The principal limitation of this pilot study was the absence of a control group. This study was conducted to assess the feasibility and tolerance of power training in an aquatic environment among adults with symptomatic knee OA, rather than primarily to assess efficacy. Because there was no control group, in addition to the potential for the power training intervention to have accounted for the results, an alternative possibility is that nonspecific effects of the aquatic environment may have contributed to the results. Given the universally soothing effect of warm water, it is possible that the reduction in pain may be partially attributable to (a) the effects of buoyancy on decreasing joint loading, (b) specific heat enabling increased joint range of motion, and/or (c) vasodilatation enhancing nutrition of joint tissues and clearance of edema and metabolic waste products [
Another limitation was the lack of a quantitative assessment of the degree to which subjects were power training. Interpretation of the results would benefit from incorporating an objective measure of the force and velocity of motion during the aquatic exercises. Our observation suggested that 21 of the 29 subjects engaged in exercise of sufficient velocity to be considered power training. Those who did not engage in what we believed to be true power training did not do so due to concern for exacerbation of joint pain. If the intervention were individualized, a progressive exercise program, in which, subjects who have difficulty with the power training start at a low intensity (below the threshold for pain provocation) and progressively increase the intensity to a level appropriate for power training, could potentially enable tolerance in a greater proportion of subjects. Lastly, although we found that 6 weeks following completion of the protocol, many of the benefits were sustained, no subjects elected to continue following completion of the supervised training. In order to assess whether continuation may result in greater benefits, future studies should incorporate a motivational intervention.
In conclusion, our data suggest that a 6-week aquatic rehabilitation program is both feasible and well tolerated by adults over age 50 with daily knee pain, clinical knee OA, and mobility limitations. Furthermore, this program may result in improved lower limb muscle power, symptoms, activities of daily living, and quality of life, but may not improve walking speed or self-reported lower limb function. The results suggest that benefits persist for at least 6 weeks following discontinuation of the program. Future studies should include a comparison group, an objective measure of the power training intensity, a greater duration of follow-up, and eventually a transition from aquatic to land-based training.

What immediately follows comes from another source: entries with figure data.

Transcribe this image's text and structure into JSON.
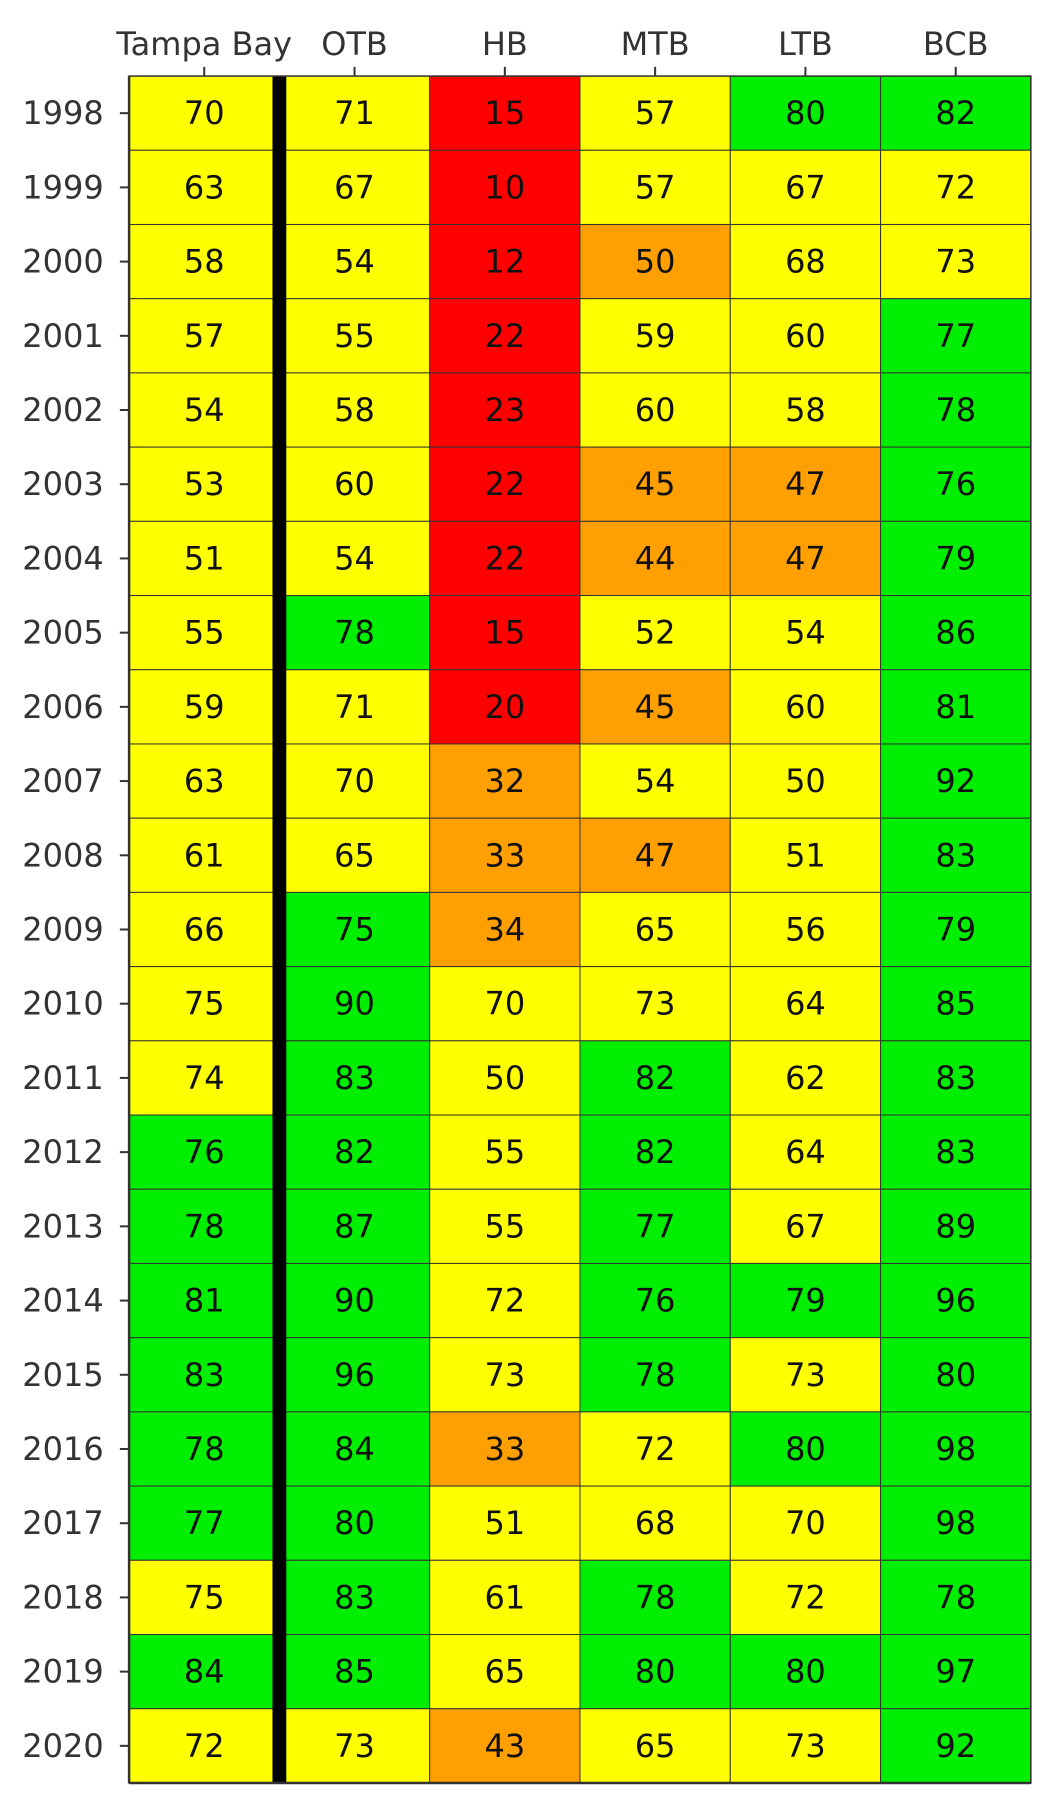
{
  "chart_data": {
    "type": "heatmap",
    "title": "",
    "xlabel": "",
    "ylabel": "",
    "legend": "none",
    "grid": false,
    "columns": [
      "Tampa Bay",
      "OTB",
      "HB",
      "MTB",
      "LTB",
      "BCB"
    ],
    "rows": [
      "1998",
      "1999",
      "2000",
      "2001",
      "2002",
      "2003",
      "2004",
      "2005",
      "2006",
      "2007",
      "2008",
      "2009",
      "2010",
      "2011",
      "2012",
      "2013",
      "2014",
      "2015",
      "2016",
      "2017",
      "2018",
      "2019",
      "2020"
    ],
    "values": [
      [
        70,
        71,
        15,
        57,
        80,
        82
      ],
      [
        63,
        67,
        10,
        57,
        67,
        72
      ],
      [
        58,
        54,
        12,
        50,
        68,
        73
      ],
      [
        57,
        55,
        22,
        59,
        60,
        77
      ],
      [
        54,
        58,
        23,
        60,
        58,
        78
      ],
      [
        53,
        60,
        22,
        45,
        47,
        76
      ],
      [
        51,
        54,
        22,
        44,
        47,
        79
      ],
      [
        55,
        78,
        15,
        52,
        54,
        86
      ],
      [
        59,
        71,
        20,
        45,
        60,
        81
      ],
      [
        63,
        70,
        32,
        54,
        50,
        92
      ],
      [
        61,
        65,
        33,
        47,
        51,
        83
      ],
      [
        66,
        75,
        34,
        65,
        56,
        79
      ],
      [
        75,
        90,
        70,
        73,
        64,
        85
      ],
      [
        74,
        83,
        50,
        82,
        62,
        83
      ],
      [
        76,
        82,
        55,
        82,
        64,
        83
      ],
      [
        78,
        87,
        55,
        77,
        67,
        89
      ],
      [
        81,
        90,
        72,
        76,
        79,
        96
      ],
      [
        83,
        96,
        73,
        78,
        73,
        80
      ],
      [
        78,
        84,
        33,
        72,
        80,
        98
      ],
      [
        77,
        80,
        51,
        68,
        70,
        98
      ],
      [
        75,
        83,
        61,
        78,
        72,
        78
      ],
      [
        84,
        85,
        65,
        80,
        80,
        97
      ],
      [
        72,
        73,
        43,
        65,
        73,
        92
      ]
    ],
    "categories": [
      [
        1,
        1,
        3,
        1,
        0,
        0
      ],
      [
        1,
        1,
        3,
        1,
        1,
        1
      ],
      [
        1,
        1,
        3,
        2,
        1,
        1
      ],
      [
        1,
        1,
        3,
        1,
        1,
        0
      ],
      [
        1,
        1,
        3,
        1,
        1,
        0
      ],
      [
        1,
        1,
        3,
        2,
        2,
        0
      ],
      [
        1,
        1,
        3,
        2,
        2,
        0
      ],
      [
        1,
        0,
        3,
        1,
        1,
        0
      ],
      [
        1,
        1,
        3,
        2,
        1,
        0
      ],
      [
        1,
        1,
        2,
        1,
        1,
        0
      ],
      [
        1,
        1,
        2,
        2,
        1,
        0
      ],
      [
        1,
        0,
        2,
        1,
        1,
        0
      ],
      [
        1,
        0,
        1,
        1,
        1,
        0
      ],
      [
        1,
        0,
        1,
        0,
        1,
        0
      ],
      [
        0,
        0,
        1,
        0,
        1,
        0
      ],
      [
        0,
        0,
        1,
        0,
        1,
        0
      ],
      [
        0,
        0,
        1,
        0,
        0,
        0
      ],
      [
        0,
        0,
        1,
        0,
        1,
        0
      ],
      [
        0,
        0,
        2,
        1,
        0,
        0
      ],
      [
        0,
        0,
        1,
        1,
        1,
        0
      ],
      [
        1,
        0,
        1,
        0,
        1,
        0
      ],
      [
        0,
        0,
        1,
        0,
        0,
        0
      ],
      [
        1,
        1,
        2,
        1,
        1,
        0
      ]
    ],
    "category_colors": [
      "#00ee00",
      "#ffff00",
      "#ffa000",
      "#ff0000"
    ],
    "separator_after_column": "Tampa Bay",
    "separator_color": "#000000"
  }
}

This research was supported by a National Institutes of Aging Paul B. Beeson Career Development Award in Aging Research (K23AG030945). Investigators retained full independence in the study design, data collection, analyses and interpretation of data, writing of this paper, and its submission for publication. The authors have no financial benefits to disclose. This research has not been previously presented.
The authors thank the participants and staff involved in this study as well as the National Institute on Aging for funding this study (Grant K23AG030945).